A program called Imprint provides secure ,  HIPAA-compliant iPads for families of pediatric patients with complex conditions. Each iPad has detailed information for the patient’s family, a health record that sends data back to physicians and nurses at the hospital, and videoconferencing abilities.

“If they have a crisis, they have a video link, and they can connect to that physician to say, ‘What should do? Should I come into the hospital? Is this an emergency?’ Gordon says. “It reduces visits. It reduces unnecessary travel. It improves clinical outcomes.”

Karen Rheuban, MD, and Andrew Southerland, MD

Karen Rheuban, MD, and Andrew Southerland, MD

Global Outreach

The Center for Telehealth extends this work on a global scale through the university’s teaching programs. Through cell-enabled iPads, UVA faculty and staff help train midwives in the Democratic Republic of the Congo. Anesthesiologists use telehealth to support surgeries and training in Ethiopia, and faculty work with diarrhoeal researchers in Bangladesh, to name a few of their initiatives.

During the 2014 Ebola crisis, UVA worked closely with a clinic in Liberia to treat Ebola patients. “In the midst of infectious disease like Ebola, some of the people at the highest risk are health care workers,” Gordon says. “We wanted to be able to design a system to, number one, reduce the exposure.”

In these clinics, patients are stationed in negative pressure rooms, and health care workers must don protective gear to enter the room for treatment.
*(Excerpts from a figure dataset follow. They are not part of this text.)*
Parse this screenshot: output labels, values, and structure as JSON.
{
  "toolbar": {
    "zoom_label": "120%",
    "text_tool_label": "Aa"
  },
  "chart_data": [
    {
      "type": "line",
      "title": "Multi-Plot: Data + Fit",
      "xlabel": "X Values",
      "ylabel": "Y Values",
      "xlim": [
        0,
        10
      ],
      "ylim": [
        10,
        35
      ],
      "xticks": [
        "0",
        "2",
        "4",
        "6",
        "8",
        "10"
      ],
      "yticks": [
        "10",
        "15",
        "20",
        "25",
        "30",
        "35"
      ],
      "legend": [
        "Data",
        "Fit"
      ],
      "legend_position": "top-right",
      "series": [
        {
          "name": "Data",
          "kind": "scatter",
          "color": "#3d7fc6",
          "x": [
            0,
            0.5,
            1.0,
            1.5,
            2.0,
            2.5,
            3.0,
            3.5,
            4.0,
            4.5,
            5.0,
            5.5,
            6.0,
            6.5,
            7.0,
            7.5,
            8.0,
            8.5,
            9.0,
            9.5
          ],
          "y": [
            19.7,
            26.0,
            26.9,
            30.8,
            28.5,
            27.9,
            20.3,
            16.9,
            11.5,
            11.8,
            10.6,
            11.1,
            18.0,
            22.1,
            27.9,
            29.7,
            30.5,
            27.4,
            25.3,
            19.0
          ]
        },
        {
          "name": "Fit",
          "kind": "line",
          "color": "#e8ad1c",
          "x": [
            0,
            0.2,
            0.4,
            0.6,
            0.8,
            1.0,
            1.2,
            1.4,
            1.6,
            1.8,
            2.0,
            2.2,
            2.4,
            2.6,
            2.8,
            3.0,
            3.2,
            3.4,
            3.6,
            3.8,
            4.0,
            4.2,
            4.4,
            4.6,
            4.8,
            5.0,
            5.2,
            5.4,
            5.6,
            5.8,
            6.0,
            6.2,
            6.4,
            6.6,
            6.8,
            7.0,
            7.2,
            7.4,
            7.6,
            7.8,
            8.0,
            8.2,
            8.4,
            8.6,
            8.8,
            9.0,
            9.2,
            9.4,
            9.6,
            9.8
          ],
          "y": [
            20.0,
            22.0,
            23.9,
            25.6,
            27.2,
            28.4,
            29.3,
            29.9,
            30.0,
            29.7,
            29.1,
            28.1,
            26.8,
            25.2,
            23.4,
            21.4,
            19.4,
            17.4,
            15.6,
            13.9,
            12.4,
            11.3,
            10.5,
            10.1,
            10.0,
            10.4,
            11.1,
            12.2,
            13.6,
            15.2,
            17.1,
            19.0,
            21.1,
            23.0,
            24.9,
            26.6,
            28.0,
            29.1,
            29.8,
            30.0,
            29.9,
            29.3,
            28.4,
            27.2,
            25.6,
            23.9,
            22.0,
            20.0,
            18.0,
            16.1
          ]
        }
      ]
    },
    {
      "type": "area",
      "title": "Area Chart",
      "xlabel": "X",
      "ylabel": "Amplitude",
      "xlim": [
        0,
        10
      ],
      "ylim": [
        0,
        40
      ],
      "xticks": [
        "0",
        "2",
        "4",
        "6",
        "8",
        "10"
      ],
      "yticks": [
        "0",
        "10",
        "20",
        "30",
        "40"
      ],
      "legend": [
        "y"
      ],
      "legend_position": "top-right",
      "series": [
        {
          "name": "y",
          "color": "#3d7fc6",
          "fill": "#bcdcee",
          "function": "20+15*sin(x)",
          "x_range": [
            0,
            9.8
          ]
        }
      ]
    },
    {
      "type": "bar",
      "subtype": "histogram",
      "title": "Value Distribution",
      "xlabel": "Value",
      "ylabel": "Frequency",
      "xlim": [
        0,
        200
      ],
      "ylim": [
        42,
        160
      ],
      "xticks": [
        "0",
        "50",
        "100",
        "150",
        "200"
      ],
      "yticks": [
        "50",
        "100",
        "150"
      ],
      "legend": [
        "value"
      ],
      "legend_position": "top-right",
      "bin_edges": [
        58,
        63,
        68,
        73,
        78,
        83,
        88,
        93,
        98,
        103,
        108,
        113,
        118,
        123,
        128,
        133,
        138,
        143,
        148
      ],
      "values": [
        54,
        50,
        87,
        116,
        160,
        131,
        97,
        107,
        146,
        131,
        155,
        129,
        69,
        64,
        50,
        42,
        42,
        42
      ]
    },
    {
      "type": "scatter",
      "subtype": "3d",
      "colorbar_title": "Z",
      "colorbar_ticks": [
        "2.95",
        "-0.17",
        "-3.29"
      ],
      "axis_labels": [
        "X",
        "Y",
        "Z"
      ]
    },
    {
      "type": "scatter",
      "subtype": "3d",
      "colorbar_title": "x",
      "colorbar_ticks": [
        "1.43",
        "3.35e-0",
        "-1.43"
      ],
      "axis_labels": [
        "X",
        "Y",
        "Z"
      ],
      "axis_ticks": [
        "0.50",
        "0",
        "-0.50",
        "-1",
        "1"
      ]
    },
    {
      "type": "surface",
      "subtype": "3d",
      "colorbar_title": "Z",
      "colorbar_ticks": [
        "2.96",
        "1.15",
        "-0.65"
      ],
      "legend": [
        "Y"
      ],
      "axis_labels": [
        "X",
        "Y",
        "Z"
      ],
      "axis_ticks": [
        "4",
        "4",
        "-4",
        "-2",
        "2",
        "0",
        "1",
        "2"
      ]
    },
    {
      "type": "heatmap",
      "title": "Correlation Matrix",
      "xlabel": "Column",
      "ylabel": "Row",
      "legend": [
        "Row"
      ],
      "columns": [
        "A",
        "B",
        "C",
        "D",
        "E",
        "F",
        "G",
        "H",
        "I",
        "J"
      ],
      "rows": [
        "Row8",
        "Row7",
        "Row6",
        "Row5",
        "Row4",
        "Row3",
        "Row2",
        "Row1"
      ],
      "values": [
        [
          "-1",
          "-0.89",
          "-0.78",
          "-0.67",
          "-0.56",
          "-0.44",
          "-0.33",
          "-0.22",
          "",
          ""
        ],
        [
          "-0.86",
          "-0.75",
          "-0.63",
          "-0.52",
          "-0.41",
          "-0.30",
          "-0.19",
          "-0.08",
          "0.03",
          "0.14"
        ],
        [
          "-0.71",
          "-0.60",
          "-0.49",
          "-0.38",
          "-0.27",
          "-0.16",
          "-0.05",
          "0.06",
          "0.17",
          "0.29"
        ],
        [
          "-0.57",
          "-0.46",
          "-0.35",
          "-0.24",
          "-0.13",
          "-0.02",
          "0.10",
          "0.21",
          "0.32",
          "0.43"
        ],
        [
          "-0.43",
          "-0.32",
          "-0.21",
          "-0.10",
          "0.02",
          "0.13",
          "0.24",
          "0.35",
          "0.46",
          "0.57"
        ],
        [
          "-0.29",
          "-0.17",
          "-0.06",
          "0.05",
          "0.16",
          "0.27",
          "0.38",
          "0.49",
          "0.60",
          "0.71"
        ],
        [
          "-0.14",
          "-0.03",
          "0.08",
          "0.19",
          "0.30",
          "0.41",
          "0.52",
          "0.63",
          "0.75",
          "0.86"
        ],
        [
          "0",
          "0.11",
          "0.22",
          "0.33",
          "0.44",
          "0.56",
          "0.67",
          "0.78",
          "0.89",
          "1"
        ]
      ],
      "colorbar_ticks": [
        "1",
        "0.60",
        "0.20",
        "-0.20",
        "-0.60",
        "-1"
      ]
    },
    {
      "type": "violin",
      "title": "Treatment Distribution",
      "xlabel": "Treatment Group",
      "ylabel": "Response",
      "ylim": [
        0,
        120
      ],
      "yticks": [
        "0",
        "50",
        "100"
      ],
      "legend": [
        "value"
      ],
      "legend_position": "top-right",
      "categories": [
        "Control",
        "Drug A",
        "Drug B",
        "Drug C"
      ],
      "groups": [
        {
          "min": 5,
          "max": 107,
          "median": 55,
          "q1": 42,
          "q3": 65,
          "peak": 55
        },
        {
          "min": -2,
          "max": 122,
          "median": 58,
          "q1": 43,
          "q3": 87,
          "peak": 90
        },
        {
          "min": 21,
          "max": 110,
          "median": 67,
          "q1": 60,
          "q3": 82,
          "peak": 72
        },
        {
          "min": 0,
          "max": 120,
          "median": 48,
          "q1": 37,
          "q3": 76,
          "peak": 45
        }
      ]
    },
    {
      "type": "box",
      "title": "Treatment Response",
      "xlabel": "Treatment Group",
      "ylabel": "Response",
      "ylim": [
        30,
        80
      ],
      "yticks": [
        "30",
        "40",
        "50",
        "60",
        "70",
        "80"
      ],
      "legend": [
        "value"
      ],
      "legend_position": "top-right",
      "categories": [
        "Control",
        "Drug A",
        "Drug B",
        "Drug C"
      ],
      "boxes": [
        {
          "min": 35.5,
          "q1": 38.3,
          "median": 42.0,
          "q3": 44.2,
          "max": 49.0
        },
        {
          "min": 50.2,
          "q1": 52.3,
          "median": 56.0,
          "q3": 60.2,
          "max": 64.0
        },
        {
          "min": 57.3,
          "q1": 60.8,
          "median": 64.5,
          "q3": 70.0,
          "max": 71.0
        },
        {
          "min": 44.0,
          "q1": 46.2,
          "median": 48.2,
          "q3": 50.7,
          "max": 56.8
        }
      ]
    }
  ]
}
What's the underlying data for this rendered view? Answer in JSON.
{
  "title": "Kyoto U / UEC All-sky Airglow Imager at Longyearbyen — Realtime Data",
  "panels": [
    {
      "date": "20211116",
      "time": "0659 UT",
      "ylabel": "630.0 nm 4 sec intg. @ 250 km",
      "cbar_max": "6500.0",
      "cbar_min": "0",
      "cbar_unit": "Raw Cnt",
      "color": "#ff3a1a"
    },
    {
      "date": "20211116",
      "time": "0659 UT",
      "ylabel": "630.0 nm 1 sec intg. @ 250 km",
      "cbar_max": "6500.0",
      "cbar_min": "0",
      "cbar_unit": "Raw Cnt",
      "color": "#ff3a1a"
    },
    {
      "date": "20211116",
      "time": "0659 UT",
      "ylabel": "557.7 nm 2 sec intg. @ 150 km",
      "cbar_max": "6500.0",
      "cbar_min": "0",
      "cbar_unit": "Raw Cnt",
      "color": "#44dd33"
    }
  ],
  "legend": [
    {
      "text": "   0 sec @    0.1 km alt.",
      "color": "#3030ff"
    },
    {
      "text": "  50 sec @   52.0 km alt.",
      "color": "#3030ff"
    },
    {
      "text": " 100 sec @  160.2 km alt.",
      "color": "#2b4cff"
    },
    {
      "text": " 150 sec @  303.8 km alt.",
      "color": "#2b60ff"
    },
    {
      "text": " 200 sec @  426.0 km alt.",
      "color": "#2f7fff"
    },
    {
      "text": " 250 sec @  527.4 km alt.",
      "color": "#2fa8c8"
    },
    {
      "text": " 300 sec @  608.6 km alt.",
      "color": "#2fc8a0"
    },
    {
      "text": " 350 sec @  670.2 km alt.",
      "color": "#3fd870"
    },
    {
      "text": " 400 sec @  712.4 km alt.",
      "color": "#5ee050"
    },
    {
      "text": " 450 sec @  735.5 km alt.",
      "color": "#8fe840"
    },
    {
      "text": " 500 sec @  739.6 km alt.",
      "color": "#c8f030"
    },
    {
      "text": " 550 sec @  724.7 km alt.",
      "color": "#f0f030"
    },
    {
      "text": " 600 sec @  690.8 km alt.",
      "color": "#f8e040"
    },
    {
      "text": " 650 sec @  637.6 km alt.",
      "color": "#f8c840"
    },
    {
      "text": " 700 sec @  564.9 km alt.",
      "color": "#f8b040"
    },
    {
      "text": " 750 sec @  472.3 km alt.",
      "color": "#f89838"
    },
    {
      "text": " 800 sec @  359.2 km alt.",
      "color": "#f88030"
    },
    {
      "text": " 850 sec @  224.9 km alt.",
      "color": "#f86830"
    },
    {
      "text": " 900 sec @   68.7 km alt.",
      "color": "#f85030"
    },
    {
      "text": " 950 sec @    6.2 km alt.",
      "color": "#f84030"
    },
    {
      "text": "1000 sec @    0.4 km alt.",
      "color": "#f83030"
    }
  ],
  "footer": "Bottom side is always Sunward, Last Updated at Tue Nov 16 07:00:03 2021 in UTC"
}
To reduce health care workers’ exposure to the virus, UVA and the clinic stationed cameras in patient rooms that connected to iPads stationed with hospital epidemiologists. UVA calls this system ISOCOMS—Isolation Communication Management Systems.

While exposure to health care workers is reduced, patients effectively have more access to health care personnel, and that face-to-face contact can help them feel less alone.

“You’re beginning to mitigate the impact of the isolation so that family can see you, social workers, chaplains, others…” Gordon says. “You’re both improving access to specialists and others, reducing the number of nurses that have to go into the room.” Staff are careful, however, to protect patient confidentiality and avoid making patients feel constantly watched.

While war has kept UVA from responding to the current Ebola outbreak in the Congo, the system has applied lessons from ISOCOMs to new endeavors back home. It recently received a grant from the Centers for Disease Control and Prevention to support chronic condition prevention and treatment efforts in Appalachia and rural Virginia. UVA also has piloted a program with the Health Wagon, a mobile health clinic, to use drones to deliver medication to patients in rural Southwest Virginia. And through Project ECHO, an online training program developed by another association member, the University of New Mexico Health System, in Albuquerque, UVA equips primary care clinicians to care for patients with opioid and substance use disorder.

Gordon looks back on the Center’s accomplishments with pride. “We’ve been a pioneer along the path, and when we started, you’d have fuzzy connections and complex, expensive technology, but all along we had the belief that we could overcome this time and distance barrier to caring for people,” he says. “Here we are, 23 years later, with such remarkable capacity and belief that we can connect anywhere with any device any time as we shift to a great digital world.”